The Hobbies are comprised of both Jewelled Antler heads, Chasse and Donaldson, as well as Rob Reger (of Thuja), Kerry McLaughlin and Greg Bianchini (of The Muons), Christine Boepple and Buffy Vice Sick. The group’s name recalls the hobbyhorse of Dada – and the strange assemblages in the liner notes recall Dada as it began its eerie bleed into Surrealism – which isn’t far from the general mood of their music. Stormier and more anarchic than other Jewelled Antler groupings, The Hobbies’ largely avoid the Wordsworthian rapture of Blithe Sons in favor of a sinisterly beautiful tangle of sounds. Masks and Meanings begins in tight focus – with a fevered spiral of eastern-sounding string picking – and is slowly broadened by the gentle clanging and wheezing of instruments. The Hobbies often stop short of executing whole notes, content instead to rattle cryptic, preliminary sounds out of toy pianos, bouzouki, and broken guitar bodies.
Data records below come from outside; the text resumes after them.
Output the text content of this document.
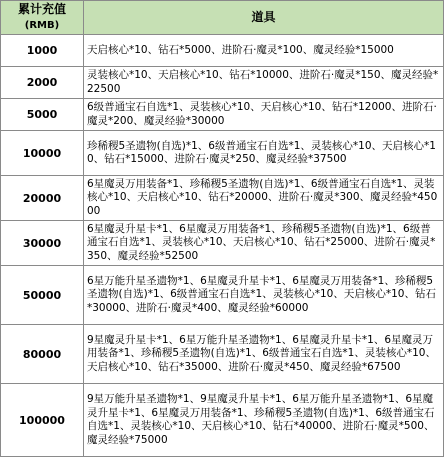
累计充值
(RMB)	道具
1000	天启核心*10、钻石*5000、进阶石·魔灵*100、魔灵经验*15000
2000	灵装核心*10、天启核心*10、钻石*10000、进阶石·魔灵*150、魔灵经验*22500
5000	6级普通宝石自选*1、灵装核心*10、天启核心*10、钻石*12000、进阶石·魔灵*200、魔灵经验*30000
10000	珍稀稷5圣遗物(自选)*1、6级普通宝石自选*1、灵装核心*10、天启核心*10、钻石*15000、进阶石·魔灵*250、魔灵经验*37500
20000	6星魔灵万用装备*1、珍稀稷5圣遗物(自选)*1、6级普通宝石自选*1、灵装核心*10、天启核心*10、钻石*20000、进阶石·魔灵*300、魔灵经验*45000
30000	6星魔灵升星卡*1、6星魔灵万用装备*1、珍稀稷5圣遗物(自选)*1、6级普通宝石自选*1、灵装核心*10、天启核心*10、钻石*25000、进阶石·魔灵*350、魔灵经验*52500
50000	6星万能升星圣遗物*1、6星魔灵升星卡*1、6星魔灵万用装备*1、珍稀稷5圣遗物(自选)*1、6级普通宝石自选*1、灵装核心*10、天启核心*10、钻石*30000、进阶石·魔灵*400、魔灵经验*60000
80000	9星魔灵升星卡*1、6星万能升星圣遗物*1、6星魔灵升星卡*1、6星魔灵万用装备*1、珍稀稷5圣遗物(自选)*1、6级普通宝石自选*1、灵装核心*10、天启核心*10、钻石*35000、进阶石·魔灵*450、魔灵经验*67500
100000	9星万能升星圣遗物*1、9星魔灵升星卡*1、6星万能升星圣遗物*1、6星魔灵升星卡*1、6星魔灵万用装备*1、珍稀稷5圣遗物(自选)*1、6级普通宝石自选*1、灵装核心*10、天启核心*10、钻石*40000、进阶石·魔灵*500、魔灵经验*75000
Each player sculpts a different nuance of the space – one is acutely aware of a banjo’s hollowed body, chimes muffled against some obstruction – and from these signposts an imagined environment begins to shape itself.
More than other Jewelled Antler releases, Masks and Meanings does have a tendency to come too far unraveled. Tracks like “Withered Spring” and “The Animal Performers” are muddled and frustrating; the former flirts with a full-on, synched-up jam that the players seem hell-bent on resisting before whimpering to a finish. The final three tracks are the real meat of the record. “Plough Drawn by Toads,” “Apprehension of Reality,” and “The Matchless Phenomenon” are 12-14 minute pieces that anchor themselves to a drone or repeated figure and spill-over at the edges with restless improvisation. Reminiscent of Pelt’s recent, all-acoustic Pearls From the River, they teem with beauty and mystery.
Initiates to the Jewelled Antler collective would probably benefit from soaking up the more accessible material from Blithe Sons and Thuja before heading into this tangled thicket of sounds, but there are some nice surprises waiting when you get here.